Несмотря на всю бесперспективность создания языков, не умеющих передавать оттенки человеческих мыслей и чувств, войну понятию оттенка уже успели объявить многие лингвисты[49].
Между тем традиции русской лингвистики до сих пор складывались так, что почти все выдающиеся русские ученые (за единичными исключениями) всячески подчеркивали необходимость беречь и развивать те особенности родного языка, которые связаны с его же умением передавать и выражать тонкие и тончайшие оттенки мыслей и чувств людей, живущих в обществе. Чтобы язык успешно справлялся с этим заданием, он должен быть исключительно восприимчивым к передаче мыслей и чувств людей. Он обязан располагать и в своей лексике, и в своей грамматике, и в своей стилистике соответствующими средствами.
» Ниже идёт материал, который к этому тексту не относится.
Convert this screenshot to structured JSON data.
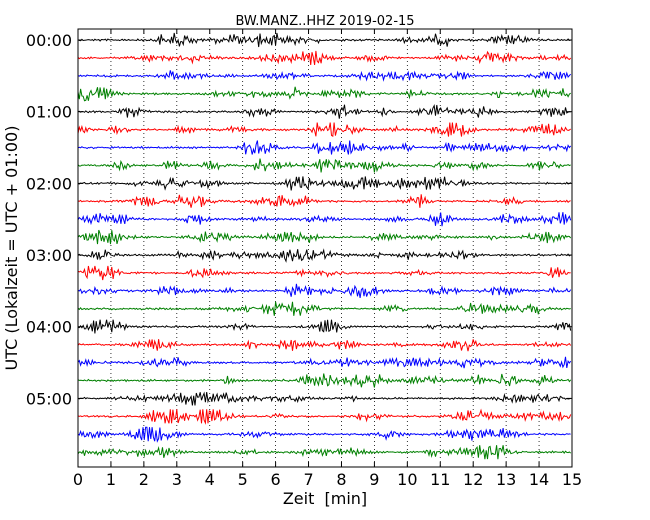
{
  "chart_data": {
    "type": "line",
    "title": "BW.MANZ..HHZ 2019-02-15",
    "xlabel": "Zeit  [min]",
    "ylabel": "UTC (Lokalzeit = UTC + 01:00)",
    "xlim": [
      0,
      15
    ],
    "x_ticks": [
      "0",
      "1",
      "2",
      "3",
      "4",
      "5",
      "6",
      "7",
      "8",
      "9",
      "10",
      "11",
      "12",
      "13",
      "14",
      "15"
    ],
    "y_ticks": [
      {
        "label": "00:00",
        "row": 0
      },
      {
        "label": "01:00",
        "row": 4
      },
      {
        "label": "02:00",
        "row": 8
      },
      {
        "label": "03:00",
        "row": 12
      },
      {
        "label": "04:00",
        "row": 16
      },
      {
        "label": "05:00",
        "row": 20
      }
    ],
    "row_minutes": 15,
    "rows": 24,
    "row_colors": [
      "#000000",
      "#ff0000",
      "#0000ff",
      "#008000"
    ],
    "grid": "vertical-dotted"
  }
}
Сказанное попытаюсь пояснить простым примером. В свое время Пешковский сравнивал такие два предложения: он закалывается кинжалом и он убивается бандитом. Формальная модель обоих предложений совершенно одинакова. Тем не менее орудийное значение творительного падежа кинжалом проступает явственнее в сознании говорящего на русском языке человека, чем аналогичная форма бандитом. Как тонко замечает автор, бандитом здесь не простое орудие (как кинжалом), а что-то «вроде» действующего лица. Поэтому все предложение тяготеет к иному построению: Его убивает бандит. Формально одинаковые творительные падежи (кинжалом, бандитом) функционально оказываются неравными: кинжал легко приобретает орудийное значение, бандит – нелегко. Взаимодействие формы и функции осложняет проблему и превращает формально равные отношения в отношения функционально неравные. Поэтому у Пешковского были все основания по этому поводу заметить:
«…всё дело в этих почти и как бы, на которых зиждется вся грамматика»[50].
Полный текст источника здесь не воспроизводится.